A 1903 presentation showed that Leonard had become concerned about the X-ray beams themselves rather than the associated electrical current. He told attendees at that year's ARRS meeting that he had devised a lead-lined box that surrounded the X-ray tube in an attempt to prevent X-rays from scattering about the exam room.

==Death and legacy==
During the final months of his life, Leonard spent much of his time collaborating with Austrian radiologist Guido Holzknecht on a review of radiography in gastrointestinal conditions that was to be read at the August 1913 meeting of the Section of Radiology of the International Congress of Medicine. In spite of significant pain and suffering, Leonard read through literature in English, French and German in preparing the work.

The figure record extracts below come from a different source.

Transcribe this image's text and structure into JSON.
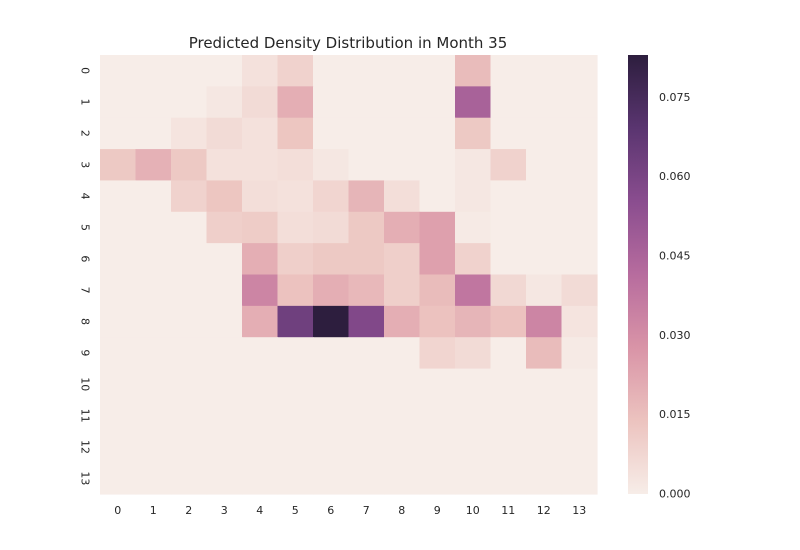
{
  "chart_data": {
    "type": "heatmap",
    "title": "Predicted Density Distribution in Month 35",
    "xlabel": "",
    "ylabel": "",
    "x_categories": [
      "0",
      "1",
      "2",
      "3",
      "4",
      "5",
      "6",
      "7",
      "8",
      "9",
      "10",
      "11",
      "12",
      "13"
    ],
    "y_categories": [
      "0",
      "1",
      "2",
      "3",
      "4",
      "5",
      "6",
      "7",
      "8",
      "9",
      "10",
      "11",
      "12",
      "13"
    ],
    "values": [
      [
        0.0,
        0.0,
        0.0,
        0.0,
        0.004,
        0.009,
        0.0,
        0.0,
        0.0,
        0.0,
        0.016,
        0.0,
        0.0,
        0.0
      ],
      [
        0.0,
        0.0,
        0.0,
        0.002,
        0.006,
        0.02,
        0.0,
        0.0,
        0.0,
        0.0,
        0.046,
        0.0,
        0.0,
        0.0
      ],
      [
        0.0,
        0.0,
        0.003,
        0.006,
        0.004,
        0.013,
        0.0,
        0.0,
        0.0,
        0.0,
        0.012,
        0.0,
        0.0,
        0.0
      ],
      [
        0.012,
        0.019,
        0.012,
        0.004,
        0.004,
        0.005,
        0.002,
        0.0,
        0.0,
        0.0,
        0.002,
        0.009,
        0.0,
        0.0
      ],
      [
        0.0,
        0.0,
        0.009,
        0.013,
        0.005,
        0.004,
        0.008,
        0.018,
        0.005,
        0.0,
        0.002,
        0.0,
        0.0,
        0.0
      ],
      [
        0.0,
        0.0,
        0.0,
        0.01,
        0.011,
        0.005,
        0.006,
        0.012,
        0.02,
        0.024,
        0.001,
        0.0,
        0.0,
        0.0
      ],
      [
        0.0,
        0.0,
        0.0,
        0.0,
        0.02,
        0.01,
        0.012,
        0.012,
        0.01,
        0.024,
        0.009,
        0.0,
        0.0,
        0.0
      ],
      [
        0.0,
        0.0,
        0.0,
        0.0,
        0.033,
        0.014,
        0.02,
        0.017,
        0.01,
        0.016,
        0.038,
        0.007,
        0.002,
        0.006
      ],
      [
        0.0,
        0.0,
        0.0,
        0.0,
        0.02,
        0.063,
        0.083,
        0.058,
        0.02,
        0.014,
        0.018,
        0.014,
        0.033,
        0.003
      ],
      [
        0.0,
        0.0,
        0.0,
        0.0,
        0.0,
        0.0,
        0.0,
        0.0,
        0.0,
        0.008,
        0.006,
        0.0,
        0.016,
        0.001
      ],
      [
        0.0,
        0.0,
        0.0,
        0.0,
        0.0,
        0.0,
        0.0,
        0.0,
        0.0,
        0.0,
        0.0,
        0.0,
        0.0,
        0.0
      ],
      [
        0.0,
        0.0,
        0.0,
        0.0,
        0.0,
        0.0,
        0.0,
        0.0,
        0.0,
        0.0,
        0.0,
        0.0,
        0.0,
        0.0
      ],
      [
        0.0,
        0.0,
        0.0,
        0.0,
        0.0,
        0.0,
        0.0,
        0.0,
        0.0,
        0.0,
        0.0,
        0.0,
        0.0,
        0.0
      ],
      [
        0.0,
        0.0,
        0.0,
        0.0,
        0.0,
        0.0,
        0.0,
        0.0,
        0.0,
        0.0,
        0.0,
        0.0,
        0.0,
        0.0
      ]
    ],
    "vmin": 0.0,
    "vmax": 0.083,
    "colorbar": {
      "ticks": [
        0.0,
        0.015,
        0.03,
        0.045,
        0.06,
        0.075
      ],
      "tick_labels": [
        "0.000",
        "0.015",
        "0.030",
        "0.045",
        "0.060",
        "0.075"
      ],
      "placement": "right"
    },
    "colormap": [
      "#f7ede8",
      "#ecc3bf",
      "#d994a7",
      "#b76c9e",
      "#8a4d8f",
      "#5a3570",
      "#2d1e3e"
    ],
    "grid": false
  }
}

A memorial issue of the American Journal of Roentgenology said that Leonard was known for bearing his illness in secret.

In the summer of 1913, Leonard went to Atlantic City, New Jersey, where he was hoping that the sea air would improve his health. He became confined to bed soon after he arrived in Atlantic City, and he died there on September 22, 1913. He had undergone amputation of his hand several years earlier, and his entire arm was amputated a few months before he died.

The American Roentgen Ray Society established the Charles Lester Leonard Prize to recognize outstanding contributions to X-ray technology. Leonard is buried in an unmarked grave near the conservatory at West Laurel Hill Cemetery in Bala Cynwyd, Pennsylvania.